Luc Durocher, Firestorm (Fa)
Luc Durocher
Firestorm
Beauport, Alire, 2000, 465 p.
Contrairement au roman Aliss de Patrick Senécal, également sorti l’an dernier chez Alire, roman qui part en lion et ralentit par la suite, ce premier livre de Luc Durocher démarre lentement mais conclut sur un crescendo trépidant très hollywoodien.
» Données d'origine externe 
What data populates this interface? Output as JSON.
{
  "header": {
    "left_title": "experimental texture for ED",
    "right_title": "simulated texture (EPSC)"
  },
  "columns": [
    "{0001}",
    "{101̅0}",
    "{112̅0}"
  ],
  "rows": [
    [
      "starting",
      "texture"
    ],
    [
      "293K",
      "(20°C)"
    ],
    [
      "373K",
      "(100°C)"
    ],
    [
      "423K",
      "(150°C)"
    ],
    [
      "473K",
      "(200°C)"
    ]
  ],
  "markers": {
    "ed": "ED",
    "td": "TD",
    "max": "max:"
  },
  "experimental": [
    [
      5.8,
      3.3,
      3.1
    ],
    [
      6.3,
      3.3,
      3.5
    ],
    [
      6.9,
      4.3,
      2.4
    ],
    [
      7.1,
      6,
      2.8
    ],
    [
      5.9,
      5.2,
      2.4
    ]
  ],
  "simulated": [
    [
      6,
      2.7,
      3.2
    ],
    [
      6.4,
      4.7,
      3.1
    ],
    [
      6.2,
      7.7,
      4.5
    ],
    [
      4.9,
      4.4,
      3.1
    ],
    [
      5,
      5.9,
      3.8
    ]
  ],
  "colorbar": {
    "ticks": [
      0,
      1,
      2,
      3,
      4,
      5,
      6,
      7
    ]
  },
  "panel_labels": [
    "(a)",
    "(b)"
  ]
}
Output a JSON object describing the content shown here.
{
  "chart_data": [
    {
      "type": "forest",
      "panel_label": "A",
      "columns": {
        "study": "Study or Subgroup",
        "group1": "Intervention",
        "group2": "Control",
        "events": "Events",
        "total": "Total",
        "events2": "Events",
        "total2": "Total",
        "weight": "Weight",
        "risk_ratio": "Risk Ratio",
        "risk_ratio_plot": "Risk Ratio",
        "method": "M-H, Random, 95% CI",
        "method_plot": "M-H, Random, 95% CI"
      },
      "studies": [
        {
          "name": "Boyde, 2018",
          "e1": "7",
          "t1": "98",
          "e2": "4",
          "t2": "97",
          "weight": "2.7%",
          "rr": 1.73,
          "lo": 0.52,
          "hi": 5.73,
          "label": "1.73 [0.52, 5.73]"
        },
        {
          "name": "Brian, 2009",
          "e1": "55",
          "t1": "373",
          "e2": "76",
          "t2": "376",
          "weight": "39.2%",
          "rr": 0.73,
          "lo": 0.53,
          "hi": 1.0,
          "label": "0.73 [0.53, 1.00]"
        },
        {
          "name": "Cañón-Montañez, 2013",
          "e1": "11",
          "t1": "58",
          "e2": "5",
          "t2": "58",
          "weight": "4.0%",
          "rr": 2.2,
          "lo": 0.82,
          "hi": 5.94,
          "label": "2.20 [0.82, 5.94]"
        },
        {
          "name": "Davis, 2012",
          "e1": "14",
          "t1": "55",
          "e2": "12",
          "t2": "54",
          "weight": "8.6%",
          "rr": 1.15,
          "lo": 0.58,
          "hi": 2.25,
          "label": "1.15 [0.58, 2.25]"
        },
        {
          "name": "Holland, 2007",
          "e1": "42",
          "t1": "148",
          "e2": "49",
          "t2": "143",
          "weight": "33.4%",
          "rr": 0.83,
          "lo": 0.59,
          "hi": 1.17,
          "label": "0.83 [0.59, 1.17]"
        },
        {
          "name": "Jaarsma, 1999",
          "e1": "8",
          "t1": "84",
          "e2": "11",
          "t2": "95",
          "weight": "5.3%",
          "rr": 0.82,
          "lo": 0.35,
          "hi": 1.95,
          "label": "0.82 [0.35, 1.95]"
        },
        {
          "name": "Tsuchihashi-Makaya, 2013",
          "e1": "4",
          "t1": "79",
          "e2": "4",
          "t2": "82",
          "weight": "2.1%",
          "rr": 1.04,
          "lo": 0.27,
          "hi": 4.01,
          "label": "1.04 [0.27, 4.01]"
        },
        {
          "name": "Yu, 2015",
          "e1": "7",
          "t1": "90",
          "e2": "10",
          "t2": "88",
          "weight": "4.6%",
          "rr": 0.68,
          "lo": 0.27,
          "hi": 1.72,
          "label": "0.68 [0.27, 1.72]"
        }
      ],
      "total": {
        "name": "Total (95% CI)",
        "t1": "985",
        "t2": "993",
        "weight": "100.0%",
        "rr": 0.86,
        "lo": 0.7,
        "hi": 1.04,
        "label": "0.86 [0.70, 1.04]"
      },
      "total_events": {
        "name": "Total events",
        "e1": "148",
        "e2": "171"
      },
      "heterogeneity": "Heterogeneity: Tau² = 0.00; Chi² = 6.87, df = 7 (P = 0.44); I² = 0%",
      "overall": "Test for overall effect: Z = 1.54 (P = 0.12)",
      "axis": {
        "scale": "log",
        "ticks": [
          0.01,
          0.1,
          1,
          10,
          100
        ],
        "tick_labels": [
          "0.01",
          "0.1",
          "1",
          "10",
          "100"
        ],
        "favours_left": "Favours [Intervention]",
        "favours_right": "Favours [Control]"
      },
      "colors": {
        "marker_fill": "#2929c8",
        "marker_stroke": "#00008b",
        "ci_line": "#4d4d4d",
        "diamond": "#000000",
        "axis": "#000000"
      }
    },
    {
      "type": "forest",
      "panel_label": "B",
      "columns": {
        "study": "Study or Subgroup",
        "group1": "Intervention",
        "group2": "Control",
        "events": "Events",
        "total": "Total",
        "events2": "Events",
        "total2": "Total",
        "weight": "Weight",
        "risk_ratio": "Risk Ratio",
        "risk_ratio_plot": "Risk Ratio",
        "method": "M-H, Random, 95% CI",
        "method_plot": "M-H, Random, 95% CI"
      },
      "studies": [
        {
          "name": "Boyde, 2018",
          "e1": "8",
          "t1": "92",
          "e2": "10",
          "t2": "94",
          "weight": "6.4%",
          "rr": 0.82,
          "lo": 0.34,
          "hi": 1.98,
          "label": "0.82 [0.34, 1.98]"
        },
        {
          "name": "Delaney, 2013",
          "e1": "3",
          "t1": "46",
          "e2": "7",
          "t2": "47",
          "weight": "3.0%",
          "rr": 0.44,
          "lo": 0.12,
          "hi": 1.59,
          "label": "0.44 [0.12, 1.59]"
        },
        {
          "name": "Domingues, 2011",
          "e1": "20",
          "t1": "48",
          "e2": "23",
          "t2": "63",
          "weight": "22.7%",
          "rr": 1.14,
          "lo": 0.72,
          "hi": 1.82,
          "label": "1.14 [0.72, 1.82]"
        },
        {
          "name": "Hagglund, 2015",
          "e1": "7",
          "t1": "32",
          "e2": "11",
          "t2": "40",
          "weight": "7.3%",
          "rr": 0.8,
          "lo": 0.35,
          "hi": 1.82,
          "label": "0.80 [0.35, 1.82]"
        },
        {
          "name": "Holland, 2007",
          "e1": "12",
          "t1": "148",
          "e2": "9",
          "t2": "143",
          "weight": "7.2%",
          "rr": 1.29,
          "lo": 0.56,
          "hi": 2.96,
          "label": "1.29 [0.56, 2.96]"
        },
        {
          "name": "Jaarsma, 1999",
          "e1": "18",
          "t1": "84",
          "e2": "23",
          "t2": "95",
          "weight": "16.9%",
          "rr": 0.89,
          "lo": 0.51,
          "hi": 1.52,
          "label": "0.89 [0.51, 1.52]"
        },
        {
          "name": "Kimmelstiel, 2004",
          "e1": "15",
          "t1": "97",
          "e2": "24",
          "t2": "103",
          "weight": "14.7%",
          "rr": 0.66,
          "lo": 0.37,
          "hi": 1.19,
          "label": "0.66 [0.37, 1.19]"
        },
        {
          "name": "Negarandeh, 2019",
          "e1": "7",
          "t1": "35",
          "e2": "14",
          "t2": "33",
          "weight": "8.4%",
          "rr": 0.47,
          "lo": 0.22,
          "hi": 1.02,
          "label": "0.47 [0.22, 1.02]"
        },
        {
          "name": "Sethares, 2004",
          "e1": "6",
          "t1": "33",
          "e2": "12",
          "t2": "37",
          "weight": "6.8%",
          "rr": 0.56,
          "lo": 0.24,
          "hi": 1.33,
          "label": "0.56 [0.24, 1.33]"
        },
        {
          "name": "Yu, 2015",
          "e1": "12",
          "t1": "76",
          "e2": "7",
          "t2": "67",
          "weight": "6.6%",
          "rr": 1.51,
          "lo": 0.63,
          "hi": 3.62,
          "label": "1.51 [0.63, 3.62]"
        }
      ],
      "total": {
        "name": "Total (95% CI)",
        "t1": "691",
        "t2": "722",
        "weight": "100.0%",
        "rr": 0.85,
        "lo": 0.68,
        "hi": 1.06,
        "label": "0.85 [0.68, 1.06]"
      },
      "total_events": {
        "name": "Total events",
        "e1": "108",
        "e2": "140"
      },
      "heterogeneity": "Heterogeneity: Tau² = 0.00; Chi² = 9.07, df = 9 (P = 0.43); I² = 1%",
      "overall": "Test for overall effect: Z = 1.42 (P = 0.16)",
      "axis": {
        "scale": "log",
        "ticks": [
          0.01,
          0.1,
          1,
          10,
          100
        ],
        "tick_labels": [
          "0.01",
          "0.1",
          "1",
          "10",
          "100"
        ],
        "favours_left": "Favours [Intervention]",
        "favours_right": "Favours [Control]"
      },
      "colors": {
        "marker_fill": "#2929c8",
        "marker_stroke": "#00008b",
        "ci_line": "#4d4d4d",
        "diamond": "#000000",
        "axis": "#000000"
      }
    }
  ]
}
Le ressort de l’intrigue ? La tentative préméditée de longue date de faire pénétrer dans notre monde un démon maléfique, issu d’un univers foncièrement mauvais et étranger. La menace que fait peser cette intrusion d’une puissance incontrôlable et surnaturelle est sans doute emblématique du fantastique même, qui repose après tout sur la perturbation de notre petit quotidien par la manifestation de l’insolite. En tout cas, il s’agit d’un motif familier. Dans le fantastique d’ici, on songera par exemple à plusieurs romans de Daniel Sernine, en particulier Le Cercle violet où des menées similaires visent à déchaîner sur notre monde une entité démoniaque du même type.
Si la préparation de cette intrusion alimente le suspense nécessaire au livre, à l’insu de la plupart des personnages, l’essentiel du roman est fait des étapes du plan du nouveau venu qui espère bien invoquer le démon en question. La narration nous fait aussi découvrir la petite ville de Firestorm, rencontrer les futures victimes et s’intéresser à ceux qui seront appelés à s’opposer à cette fatale invocation.
Le choix de faire de Firestorm une petite ville étatsunienne (dans l’état de New York) peut apparaître sans surprise. C’est après tout le cadre privilégié d’innombrables histoires de la même eau dans le fantastique nord-américain. Sauf que l’auteur est québécois et que des auteurs comme Claude Bolduc, Joël Champetier et Daniel Sernine nous ont habitués à des romans dont le cadre est également québécois.
L’auteur connaît-il assez bien les États-Unis pour rendre plus saisissante l’existence d’une petite ville comme Firestorm que celle d’une agglomération équivalente au Québec ? Ce n’est pas clair. Il se dégage une nette impression de déjà-vu de la petite ville de Firestorm. Les personnages sont individualisés, plus ou moins, mais Firestorm ressemble avant tout à un décor standard, qui pourrait être édifié en plein Maine ou au cœur de la Pennsylvanie sans nécessiter un coup de marteau supplémentaire. Il n’y aurait qu’à changer le nom de quelques équipes sportives…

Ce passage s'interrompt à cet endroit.